Already have an idea for a presentation you’d like to give at ACRP 2025 in New Orleans? We start accepting proposals on May 3 of this year! You should submit your proposal(s) by June 17. You don’t have to be an ACRP member to participate, but you must create a free user account with us to use the proposal system if you don’t already have one.

Celebrating Clinical Trials Day 2024

You know what also comes our way in May? Why, Clinical Trials Day on May 20, of course. The message we’re sharing through Clinical Trials Day 2024 is that, as clinical researchers, we celebrate YOU! YOU are the ones who interpret and apply the guidelines that keep studies viable and on track. YOU play a vital role in protecting patients. YOU see challenges as new opportunities for discovery. YOU bring unique perspectives and expertise to blaze new trails that lead to new possibilities—and new reasons for hope. YOU Are the Trailblazers Among Us! Learn More About CTD2024 >

Seeking Volunteers for Educational Programs

ACRP is looking for professionals to serve in the new Educational Programs Ambassador initiative.
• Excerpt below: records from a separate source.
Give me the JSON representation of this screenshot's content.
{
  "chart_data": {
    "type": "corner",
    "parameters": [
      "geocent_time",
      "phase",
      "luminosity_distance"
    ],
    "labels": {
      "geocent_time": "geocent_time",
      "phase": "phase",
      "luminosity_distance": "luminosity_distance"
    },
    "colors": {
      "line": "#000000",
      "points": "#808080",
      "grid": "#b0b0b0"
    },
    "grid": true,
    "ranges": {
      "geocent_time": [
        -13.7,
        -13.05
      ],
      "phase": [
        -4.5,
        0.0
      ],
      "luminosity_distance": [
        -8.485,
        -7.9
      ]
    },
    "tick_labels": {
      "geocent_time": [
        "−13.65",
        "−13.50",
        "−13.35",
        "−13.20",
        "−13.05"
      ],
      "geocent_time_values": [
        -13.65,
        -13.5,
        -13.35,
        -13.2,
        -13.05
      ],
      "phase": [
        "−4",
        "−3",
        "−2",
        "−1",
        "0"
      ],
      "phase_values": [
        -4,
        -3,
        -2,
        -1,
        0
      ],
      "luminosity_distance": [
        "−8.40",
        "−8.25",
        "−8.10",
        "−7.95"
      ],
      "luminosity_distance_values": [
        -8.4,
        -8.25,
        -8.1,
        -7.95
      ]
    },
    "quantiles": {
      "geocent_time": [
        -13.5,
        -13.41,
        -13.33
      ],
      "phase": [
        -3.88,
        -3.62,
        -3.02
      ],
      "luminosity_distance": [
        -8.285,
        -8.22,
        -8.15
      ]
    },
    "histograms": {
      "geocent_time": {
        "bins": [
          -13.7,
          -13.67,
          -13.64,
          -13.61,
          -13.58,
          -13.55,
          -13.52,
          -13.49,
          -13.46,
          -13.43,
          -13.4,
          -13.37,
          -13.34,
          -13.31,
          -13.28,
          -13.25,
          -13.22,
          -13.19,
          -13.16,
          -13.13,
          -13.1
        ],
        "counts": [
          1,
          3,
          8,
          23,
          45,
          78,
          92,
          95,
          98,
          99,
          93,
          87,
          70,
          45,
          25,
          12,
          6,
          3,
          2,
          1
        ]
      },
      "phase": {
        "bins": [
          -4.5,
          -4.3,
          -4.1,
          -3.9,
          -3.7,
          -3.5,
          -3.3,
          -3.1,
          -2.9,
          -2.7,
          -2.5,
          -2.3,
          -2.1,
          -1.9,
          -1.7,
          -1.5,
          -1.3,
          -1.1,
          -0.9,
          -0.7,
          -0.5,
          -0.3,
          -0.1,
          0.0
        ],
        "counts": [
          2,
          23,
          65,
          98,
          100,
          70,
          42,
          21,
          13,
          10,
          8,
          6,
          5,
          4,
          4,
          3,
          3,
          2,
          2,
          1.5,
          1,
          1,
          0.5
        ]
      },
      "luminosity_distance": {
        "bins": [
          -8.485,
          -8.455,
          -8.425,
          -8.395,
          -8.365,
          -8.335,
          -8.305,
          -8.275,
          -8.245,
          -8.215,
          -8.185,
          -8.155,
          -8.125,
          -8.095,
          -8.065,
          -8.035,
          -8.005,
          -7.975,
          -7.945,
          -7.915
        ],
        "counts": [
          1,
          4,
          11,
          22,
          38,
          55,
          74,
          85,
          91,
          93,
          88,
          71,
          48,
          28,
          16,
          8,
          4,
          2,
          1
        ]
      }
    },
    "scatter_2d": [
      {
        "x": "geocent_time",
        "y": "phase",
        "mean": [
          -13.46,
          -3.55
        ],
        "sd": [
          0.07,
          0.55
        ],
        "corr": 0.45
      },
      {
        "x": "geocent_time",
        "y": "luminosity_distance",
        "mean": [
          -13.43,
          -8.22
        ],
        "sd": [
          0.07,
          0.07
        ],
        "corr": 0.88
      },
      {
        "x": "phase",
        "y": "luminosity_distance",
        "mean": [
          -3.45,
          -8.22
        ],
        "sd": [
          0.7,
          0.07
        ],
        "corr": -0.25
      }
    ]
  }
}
Among other contributions, Ambassadors will serve in working groups to contribute to new ACRP educational programs, provide comments on regulatory guidance, and review existing resources for needed updates. ACRP members and non-members are welcome to apply. Learn More >

In Memoriam

Laurie Halloran, BSN, MS, passed away on February 29. She was a former member of ACRP, a frequent attendee and speaker at our conferences, and holder of a Certified Clinical Research Associate (CCRA®) designation through ACRP from 1995 to 2015. She founded Halloran Consulting Group in 1998 and led it for 25 years before stepping down.

Got Fraud?

In connection with a recent ACRP blog on how to spot and deal with applicants and new hires who turn out not to have the clinical research expertise they claim, we conducted a simple poll on LinkedIn asking, “Have fraudulent claims in resumes and applications found after hiring resulted in serious consequences in your clinical research organization?” Out of the 87 respondents, 48% said YES, this has happened; 44% said NO, luckily not; and 8% said OTHER, though they did not provide details. Something to think about, anyway!